Canadian communities are designed to safely handle a certain amount of snow-melt and rainfall. When new communities are designed, municipal engineers and planners build underground sewer pipes and create overland flow routes to help convey stormwater and snowmelt away from urban areas. In many cases, streets, ditches, swales and even parks have been designed to carry water away from residential areas. All of these stormwater management structures and strategies can help reduce basement flooding.
Underground pipes are extremely expensive to build and install, and to offset this cost, municipal officials must build them to handle only a limited amount of rainfall and snowmelt. In most cases, underground stormwater pipes are designed to handle rainstorms that occur once every five years on average, or in other words, rainstorms that have a 20% chance of occurring in any given year. However, older parts of cities often have underground pipes that can only handle storms that occur once every two years on average, or in other words, rainstorms that have a 50% chance of occurring in any given year.

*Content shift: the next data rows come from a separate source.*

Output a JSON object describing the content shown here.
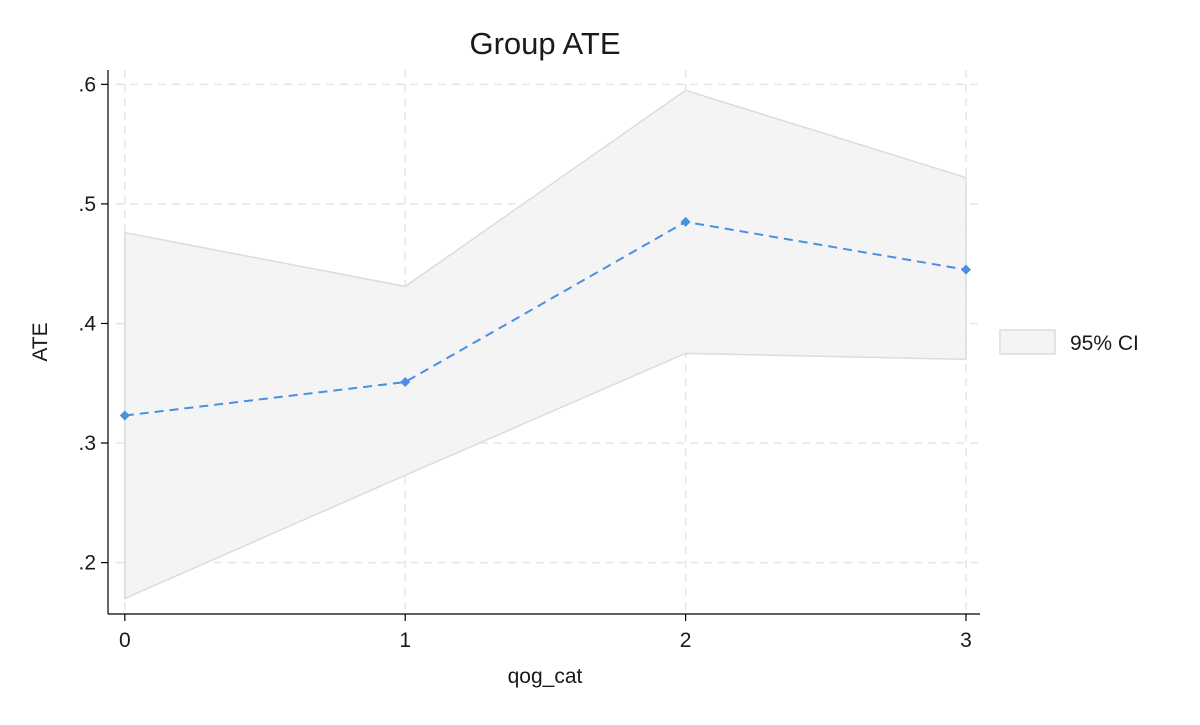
{
  "chart_data": {
    "type": "line",
    "title": "Group ATE",
    "xlabel": "qog_cat",
    "ylabel": "ATE",
    "x": [
      0,
      1,
      2,
      3
    ],
    "x_ticks": [
      "0",
      "1",
      "2",
      "3"
    ],
    "y_ticks": [
      ".2",
      ".3",
      ".4",
      ".5",
      ".6"
    ],
    "xlim": [
      -0.06,
      3.05
    ],
    "ylim": [
      0.157,
      0.612
    ],
    "grid": true,
    "legend_position": "right",
    "series": [
      {
        "name": "",
        "values": [
          0.323,
          0.351,
          0.485,
          0.445
        ],
        "color": "#4a90e2",
        "line_style": "dashed",
        "marker": "diamond"
      }
    ],
    "ci_band": {
      "name": "95% CI",
      "lower": [
        0.17,
        0.273,
        0.375,
        0.37
      ],
      "upper": [
        0.476,
        0.431,
        0.595,
        0.522
      ],
      "fill_color": "#f4f4f4",
      "edge_color": "#dcdcdc"
    }
  }
}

In newer subdivisions, including those built during and after the 1970s, overland flow routes were built to handle rainfall events that exceed the capacity of underground pipes. Overland flow routes may include streets with heightened curbs or ditches that run next to roadways. Generally, overland flow routes are designed to handle a rainstorm that has a 1% chance of occurring in any given year, or a rainstorm that might occur once every one hundred years. Again, overland stormwater management infrastructure must be designed to handle a limited capacity to help offset their considerable cost.
In the event that a rainfall or snowmelt event exceeds the capacity of underground pipes, or when a rainstorm exceeds the capacity of overland flow routes, overland flooding can occur. During the flood event, water will flow in areas that it usually would not, including through residential areas and over private properties. In older neighbourhoods, a lack of overland flow routes significantly increases the chances that overland flooding will occur. This flood water can then enter basements through windows, doors, vents and other openings. Overland flood water can also enter a home through reverse sloped driveways.
Although overland flooding will generally consist of relatively clean rainwater, it may wash soil and mud into your basement, or it may be tainted with chemicals, pet waste, salt, or other contaminates from city streets and local buildings.